Era la hora del cierre en Bellman & Black. El último cliente salió y Pentworth se despidió de él con una inclinación de cabeza mientras empujaba la puerta. Cuando estaba a punto de hacer girar la cerradura, una silueta familiar apareció entre las sombras y subió los escalones. El señor Bellman. Pentworth abrió la puerta de nuevo. No era asunto suyo juzgar el aspecto de su jefe, así que fingió que no le llamaba la atención.
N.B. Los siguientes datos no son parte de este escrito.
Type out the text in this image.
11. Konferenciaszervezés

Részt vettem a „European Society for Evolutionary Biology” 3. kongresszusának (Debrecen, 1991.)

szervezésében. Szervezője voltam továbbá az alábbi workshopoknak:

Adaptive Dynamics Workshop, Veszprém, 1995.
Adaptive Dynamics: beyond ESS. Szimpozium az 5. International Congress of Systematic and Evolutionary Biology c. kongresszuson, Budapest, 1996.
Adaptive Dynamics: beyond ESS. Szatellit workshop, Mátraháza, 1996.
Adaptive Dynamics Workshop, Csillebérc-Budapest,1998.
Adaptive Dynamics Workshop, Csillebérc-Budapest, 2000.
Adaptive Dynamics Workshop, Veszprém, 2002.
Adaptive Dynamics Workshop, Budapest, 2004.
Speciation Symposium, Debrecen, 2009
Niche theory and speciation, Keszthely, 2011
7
Cuando la puerta de la oficina se abrió, Verney alzó la vista. El señor Anson había pasado por allí aquella tarde contando cosas muy raras del funeral. Le costó creérselas. Desde luego, algo había sucedido, pero no podía ser tal como se lo había dicho el banquero… Al ver la cara de Bellman, sus dudas quedaron despejadas.
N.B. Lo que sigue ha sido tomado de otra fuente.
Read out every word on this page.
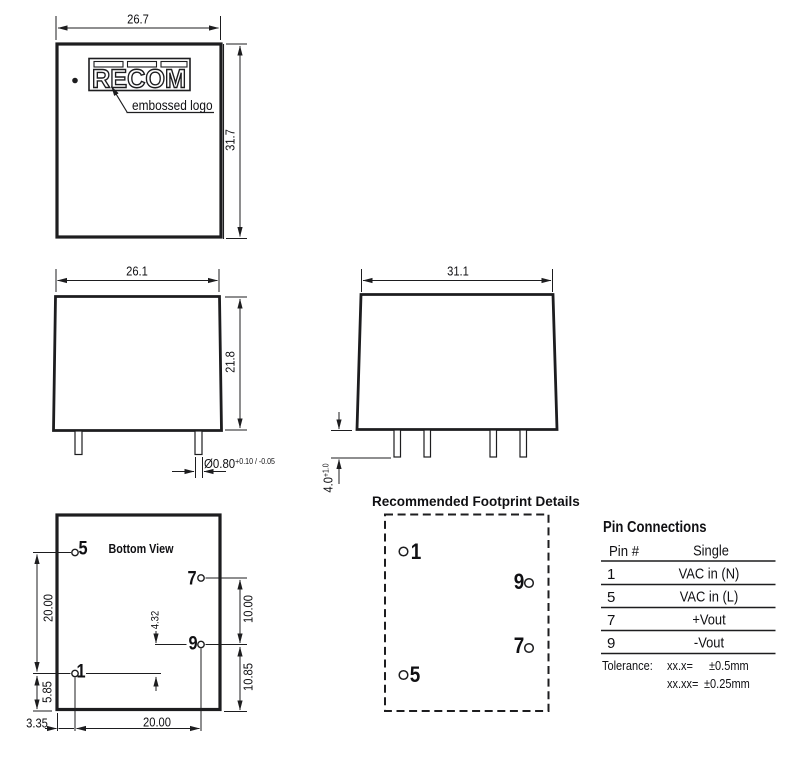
RECOM
26.7
31.7
embossed logo
26.1
21.8
$Ø0.80^{+0.10 / -0.05}$
31.1
$4.0^{+1.0}$
Bottom View
5
7
9
1
20.00
5.85
3.35	20.00
4.32	10.00
10.85
Recommended Footprint Details
1
9
7
5
Pin Connections
Pin #	Single
1	VAC in (N)
5	VAC in (L)
7	+Vout
9	-Vout
Tolerance: xx.x= ±0.5mm
xx.xx= ±0.25mm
—Las cuentas están encima de su mesa —le dijo vacilante, y Bellman se limitó a levantar una mano para pedirle silencio. Sin mirarle siquiera, entró en su despacho y cerró la puerta tras él.
Verney dio por sentado que si el gerente le necesitaba se lo haría saber. Mientras tanto, puso sus tareas al día. Los dedos le bailaban con poca convicción; más de una vez tuvo que volver a empezar un cálculo por falta de concentración. Cada dos por tres alguien llamaba a la puerta; un buen puñado de empleados superiores trabajaban pasada la hora del cierre.
—¿Ha vuelto ya el señor Bellman? Necesitaría…
Y, cada vez, Verney negaba con la cabeza:
—Vuelva en otro momento.
Una hora después no se atrevió a llamar e interrumpir a su patrón. Se entretuvo otros treinta minutos con cosas que no corrían ninguna prisa y, como la puerta continuaba cerrada a cal y canto, se puso el abrigo y se marchó a casa.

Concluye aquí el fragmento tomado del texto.